Many similar aspects found in MMORPGs can also be found in social networking sites. People have been able to create reputations through social networking sites, one of the best examples is Tila Tequila, who is now a reality tv star but first became renown through Myspace. This reputation has been documented in Chris Anderson’s “The Long Tail” and now people are learning to profit through reputation gained through online communication tools.

However people are still learning to the side effects of a public reputation that is retained digitally. As evidenced by sites such as www.lamebook.com a site where users post embarrassing moments on the site Facebook. people are still learning the effects of publicity. Now there are also a growing number of cases of cyber-bullying. It has become a strong enough movement that people have organized help groups such as www.stopcyberbullying.org. In the coming years we will begin to learn more about the evolution of online reputation and how society will learn to cope with its effects.

Emerging Culture

Participatory media and the reduce cost of communicating has created viral movements and memes. Within this movement, culture begins to form. An examples is lolcats, pictures of cats with arbitrary captions using a sans-serif. As Clay Shirky says about lolcats, as long as you have a sans-serif font and a picture of a cat you can be part of the conversation.
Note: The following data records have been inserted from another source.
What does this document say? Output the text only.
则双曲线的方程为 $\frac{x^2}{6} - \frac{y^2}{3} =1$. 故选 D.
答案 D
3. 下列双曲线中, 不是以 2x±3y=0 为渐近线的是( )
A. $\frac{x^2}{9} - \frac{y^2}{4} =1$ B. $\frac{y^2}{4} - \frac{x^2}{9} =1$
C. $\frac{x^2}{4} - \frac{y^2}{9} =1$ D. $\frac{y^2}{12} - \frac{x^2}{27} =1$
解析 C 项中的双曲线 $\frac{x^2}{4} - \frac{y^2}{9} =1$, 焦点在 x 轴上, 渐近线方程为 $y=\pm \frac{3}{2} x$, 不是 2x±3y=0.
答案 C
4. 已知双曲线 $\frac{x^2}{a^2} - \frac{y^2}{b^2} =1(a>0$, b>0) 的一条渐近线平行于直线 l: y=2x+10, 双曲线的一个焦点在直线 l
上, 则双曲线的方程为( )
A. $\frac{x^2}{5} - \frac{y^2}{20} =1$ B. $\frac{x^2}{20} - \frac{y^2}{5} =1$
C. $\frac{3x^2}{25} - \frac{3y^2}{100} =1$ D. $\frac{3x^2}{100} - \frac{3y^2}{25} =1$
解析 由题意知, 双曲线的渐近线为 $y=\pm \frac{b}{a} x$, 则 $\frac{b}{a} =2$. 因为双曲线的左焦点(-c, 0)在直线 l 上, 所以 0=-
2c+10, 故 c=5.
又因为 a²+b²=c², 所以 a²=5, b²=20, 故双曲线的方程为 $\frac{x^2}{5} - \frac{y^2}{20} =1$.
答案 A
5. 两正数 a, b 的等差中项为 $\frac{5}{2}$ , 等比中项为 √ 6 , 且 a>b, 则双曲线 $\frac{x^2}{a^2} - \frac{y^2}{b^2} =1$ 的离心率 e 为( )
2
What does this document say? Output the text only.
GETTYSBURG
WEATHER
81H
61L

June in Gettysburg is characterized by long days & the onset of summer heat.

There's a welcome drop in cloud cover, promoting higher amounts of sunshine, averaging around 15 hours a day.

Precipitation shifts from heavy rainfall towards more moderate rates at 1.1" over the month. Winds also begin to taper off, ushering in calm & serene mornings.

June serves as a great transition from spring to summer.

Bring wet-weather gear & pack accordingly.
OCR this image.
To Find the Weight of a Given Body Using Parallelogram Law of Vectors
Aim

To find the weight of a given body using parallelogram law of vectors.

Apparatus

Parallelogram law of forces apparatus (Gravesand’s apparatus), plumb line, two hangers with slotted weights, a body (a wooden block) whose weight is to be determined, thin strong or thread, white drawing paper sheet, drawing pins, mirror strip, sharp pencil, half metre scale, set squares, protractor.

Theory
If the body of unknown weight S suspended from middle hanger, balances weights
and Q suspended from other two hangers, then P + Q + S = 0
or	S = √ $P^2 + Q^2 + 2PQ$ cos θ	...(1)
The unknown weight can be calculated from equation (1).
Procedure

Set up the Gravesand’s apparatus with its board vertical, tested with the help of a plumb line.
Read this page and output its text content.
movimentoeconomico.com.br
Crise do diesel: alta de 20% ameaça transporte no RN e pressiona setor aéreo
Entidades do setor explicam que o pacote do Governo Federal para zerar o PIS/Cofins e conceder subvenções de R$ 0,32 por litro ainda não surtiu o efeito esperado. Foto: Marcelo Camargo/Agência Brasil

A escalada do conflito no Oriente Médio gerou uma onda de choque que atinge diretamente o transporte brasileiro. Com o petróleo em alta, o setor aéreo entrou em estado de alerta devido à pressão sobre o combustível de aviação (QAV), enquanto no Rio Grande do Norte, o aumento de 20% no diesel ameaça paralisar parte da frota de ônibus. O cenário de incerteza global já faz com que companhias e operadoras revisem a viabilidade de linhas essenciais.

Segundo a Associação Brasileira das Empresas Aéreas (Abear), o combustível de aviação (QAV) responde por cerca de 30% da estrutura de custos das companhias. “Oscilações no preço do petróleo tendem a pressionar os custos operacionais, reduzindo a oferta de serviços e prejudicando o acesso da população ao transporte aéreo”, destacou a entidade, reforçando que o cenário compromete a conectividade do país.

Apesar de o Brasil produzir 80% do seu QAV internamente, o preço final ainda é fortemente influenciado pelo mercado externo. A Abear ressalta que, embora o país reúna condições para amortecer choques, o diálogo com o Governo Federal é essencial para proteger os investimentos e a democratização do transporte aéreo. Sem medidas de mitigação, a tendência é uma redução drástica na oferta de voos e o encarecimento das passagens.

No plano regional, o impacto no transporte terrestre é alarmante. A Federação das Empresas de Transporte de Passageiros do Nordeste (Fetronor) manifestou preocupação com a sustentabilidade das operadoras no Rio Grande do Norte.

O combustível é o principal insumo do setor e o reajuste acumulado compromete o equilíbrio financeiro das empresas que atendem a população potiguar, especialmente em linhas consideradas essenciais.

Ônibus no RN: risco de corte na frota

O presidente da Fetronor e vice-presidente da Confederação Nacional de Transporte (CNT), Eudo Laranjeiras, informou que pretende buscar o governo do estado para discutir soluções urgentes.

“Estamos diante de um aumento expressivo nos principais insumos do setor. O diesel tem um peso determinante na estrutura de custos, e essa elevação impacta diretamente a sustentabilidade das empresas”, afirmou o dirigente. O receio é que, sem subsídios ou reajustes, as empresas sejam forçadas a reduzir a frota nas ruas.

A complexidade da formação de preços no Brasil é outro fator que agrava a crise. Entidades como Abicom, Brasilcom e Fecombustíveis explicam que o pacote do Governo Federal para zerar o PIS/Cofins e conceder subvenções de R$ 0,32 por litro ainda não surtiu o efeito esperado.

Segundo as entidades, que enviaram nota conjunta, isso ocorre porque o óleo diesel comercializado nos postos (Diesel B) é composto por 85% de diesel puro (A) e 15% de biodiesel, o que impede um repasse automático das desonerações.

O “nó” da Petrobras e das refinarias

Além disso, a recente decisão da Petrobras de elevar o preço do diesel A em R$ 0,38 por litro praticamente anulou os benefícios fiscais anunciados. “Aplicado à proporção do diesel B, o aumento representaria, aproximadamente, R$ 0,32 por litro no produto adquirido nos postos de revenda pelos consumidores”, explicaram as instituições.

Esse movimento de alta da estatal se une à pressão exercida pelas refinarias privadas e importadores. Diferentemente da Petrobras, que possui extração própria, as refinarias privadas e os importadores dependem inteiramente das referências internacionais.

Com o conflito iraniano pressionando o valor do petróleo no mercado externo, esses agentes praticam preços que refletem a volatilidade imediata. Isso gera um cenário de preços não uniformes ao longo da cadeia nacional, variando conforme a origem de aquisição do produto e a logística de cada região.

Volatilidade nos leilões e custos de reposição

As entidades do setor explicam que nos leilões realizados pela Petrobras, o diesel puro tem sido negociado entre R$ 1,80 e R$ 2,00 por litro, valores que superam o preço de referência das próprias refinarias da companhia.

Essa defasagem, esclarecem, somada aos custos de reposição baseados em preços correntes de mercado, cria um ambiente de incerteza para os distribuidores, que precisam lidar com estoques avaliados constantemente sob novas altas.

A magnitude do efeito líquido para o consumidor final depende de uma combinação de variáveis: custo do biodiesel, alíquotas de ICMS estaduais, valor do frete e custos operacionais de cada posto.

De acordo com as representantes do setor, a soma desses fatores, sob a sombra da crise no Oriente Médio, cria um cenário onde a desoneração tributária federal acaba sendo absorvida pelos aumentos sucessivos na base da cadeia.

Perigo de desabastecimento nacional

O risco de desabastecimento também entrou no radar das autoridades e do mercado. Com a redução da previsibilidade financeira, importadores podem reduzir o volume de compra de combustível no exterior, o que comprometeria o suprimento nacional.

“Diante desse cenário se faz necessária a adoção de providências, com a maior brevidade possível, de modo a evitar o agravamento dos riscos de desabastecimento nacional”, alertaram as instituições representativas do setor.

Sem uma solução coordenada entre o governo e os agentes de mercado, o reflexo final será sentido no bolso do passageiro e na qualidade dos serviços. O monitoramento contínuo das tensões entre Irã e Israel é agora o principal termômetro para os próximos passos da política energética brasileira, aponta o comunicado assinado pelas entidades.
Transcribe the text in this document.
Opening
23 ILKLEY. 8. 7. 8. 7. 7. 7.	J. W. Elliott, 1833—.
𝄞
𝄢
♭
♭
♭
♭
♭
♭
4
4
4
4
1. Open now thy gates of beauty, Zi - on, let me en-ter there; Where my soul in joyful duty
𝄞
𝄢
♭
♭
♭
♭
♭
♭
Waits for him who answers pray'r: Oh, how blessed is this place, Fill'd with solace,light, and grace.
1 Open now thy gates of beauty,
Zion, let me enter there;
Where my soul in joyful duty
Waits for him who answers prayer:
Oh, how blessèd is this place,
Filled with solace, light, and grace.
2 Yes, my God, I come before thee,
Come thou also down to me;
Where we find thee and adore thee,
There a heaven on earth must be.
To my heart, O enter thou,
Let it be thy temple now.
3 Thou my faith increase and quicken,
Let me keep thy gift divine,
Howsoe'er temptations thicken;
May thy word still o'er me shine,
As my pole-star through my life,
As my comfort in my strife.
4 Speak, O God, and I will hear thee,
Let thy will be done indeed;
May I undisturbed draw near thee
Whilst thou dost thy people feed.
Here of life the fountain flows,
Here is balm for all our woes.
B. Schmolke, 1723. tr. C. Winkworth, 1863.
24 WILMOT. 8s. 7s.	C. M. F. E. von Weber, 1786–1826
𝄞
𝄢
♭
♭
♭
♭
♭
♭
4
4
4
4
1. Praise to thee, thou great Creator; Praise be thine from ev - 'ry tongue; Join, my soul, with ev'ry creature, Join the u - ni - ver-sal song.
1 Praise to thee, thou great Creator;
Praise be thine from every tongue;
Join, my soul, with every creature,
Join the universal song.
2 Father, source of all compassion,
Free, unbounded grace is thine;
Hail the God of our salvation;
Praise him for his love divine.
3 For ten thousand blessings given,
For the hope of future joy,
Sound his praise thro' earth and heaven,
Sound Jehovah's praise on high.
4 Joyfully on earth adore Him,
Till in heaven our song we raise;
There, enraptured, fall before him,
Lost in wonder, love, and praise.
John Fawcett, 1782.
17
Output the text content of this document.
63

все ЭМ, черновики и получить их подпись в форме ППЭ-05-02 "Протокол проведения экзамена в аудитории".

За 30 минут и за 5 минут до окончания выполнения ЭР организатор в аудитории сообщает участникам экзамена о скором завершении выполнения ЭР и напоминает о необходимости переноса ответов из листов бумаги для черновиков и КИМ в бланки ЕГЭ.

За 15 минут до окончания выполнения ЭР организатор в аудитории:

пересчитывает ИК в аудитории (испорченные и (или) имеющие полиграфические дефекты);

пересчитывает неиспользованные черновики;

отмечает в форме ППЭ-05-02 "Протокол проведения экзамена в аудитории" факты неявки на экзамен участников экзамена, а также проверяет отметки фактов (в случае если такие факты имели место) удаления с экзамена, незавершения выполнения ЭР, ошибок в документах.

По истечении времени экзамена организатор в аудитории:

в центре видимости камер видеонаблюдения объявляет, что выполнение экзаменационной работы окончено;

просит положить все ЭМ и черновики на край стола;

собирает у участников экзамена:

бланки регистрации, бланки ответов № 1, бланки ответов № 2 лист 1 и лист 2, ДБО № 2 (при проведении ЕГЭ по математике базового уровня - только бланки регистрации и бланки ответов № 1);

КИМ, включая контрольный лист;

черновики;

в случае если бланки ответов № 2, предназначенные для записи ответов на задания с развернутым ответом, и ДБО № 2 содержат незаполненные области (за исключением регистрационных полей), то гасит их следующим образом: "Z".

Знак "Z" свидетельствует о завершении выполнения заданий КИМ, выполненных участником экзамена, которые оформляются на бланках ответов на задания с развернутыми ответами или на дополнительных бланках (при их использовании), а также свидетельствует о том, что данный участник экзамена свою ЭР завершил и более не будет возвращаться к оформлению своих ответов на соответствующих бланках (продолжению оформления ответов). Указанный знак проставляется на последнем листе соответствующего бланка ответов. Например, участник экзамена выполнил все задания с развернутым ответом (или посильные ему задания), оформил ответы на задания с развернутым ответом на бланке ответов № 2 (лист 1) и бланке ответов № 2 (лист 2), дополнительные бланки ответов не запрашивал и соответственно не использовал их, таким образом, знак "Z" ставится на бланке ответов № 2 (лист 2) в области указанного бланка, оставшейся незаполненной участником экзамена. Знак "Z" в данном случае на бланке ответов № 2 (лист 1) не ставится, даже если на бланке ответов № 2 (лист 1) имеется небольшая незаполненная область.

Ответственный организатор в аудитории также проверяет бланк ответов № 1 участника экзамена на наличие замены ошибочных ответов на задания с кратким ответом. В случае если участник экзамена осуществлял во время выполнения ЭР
But even among the emerging culture, there are rules the community and society decides on. A community may set rules for how the network engages each other. Sometimes these rules are set by someone, in the case of “Linux”, Linus Torvald owns the ultimate authority on what will be included. He also owns the trademark to “Linux”. However the software is created by the community who supports this project.

In viral memes that spread across the web, the rules can be simple. Such as one of the recent memes that have been going across the web, “Angers Hitler”. The rules are simple, find something deserving of a rant and create subtitles matching the movie “Downfall”, a biopic about the final days of Hitler. Some of these will include rants about the US Health Care system, the delayed release of Starcraft II or Lamar Odom, Los Angeles Lakers player. They all follow the same method and rule. In an age when participation and communication is easy and affordable, rules can arise from the community participation.

However, from a legal standpoint, online participation is beginning to lose its immunity and special legal privilege. In many states across the US, cyber bullying laws are already being implemented. And in the UK, there are laws and initiatives to prevent cyberbullying. As social find to see certain social behavior as a commodity, they begin to lose it’s special legal privileges, a point argued by Jack Balkin of Director of the Information Society Project at Yale Law School.

In the end, the synthetic social experience affects our lives inside the world and outside of it. But as far as the user, what equations will satisfy a  user? If a user spends time experiencing this synthetic social experience what compensation will they be looking for? Is the user looking for reputation growth? Are they looking for a network growth/maintenance? Or are they looking for both? If we were to formulate this, maybe this is the formula for the synthetic social experience, user compensation = reputation growth + “network growth/maintenance”.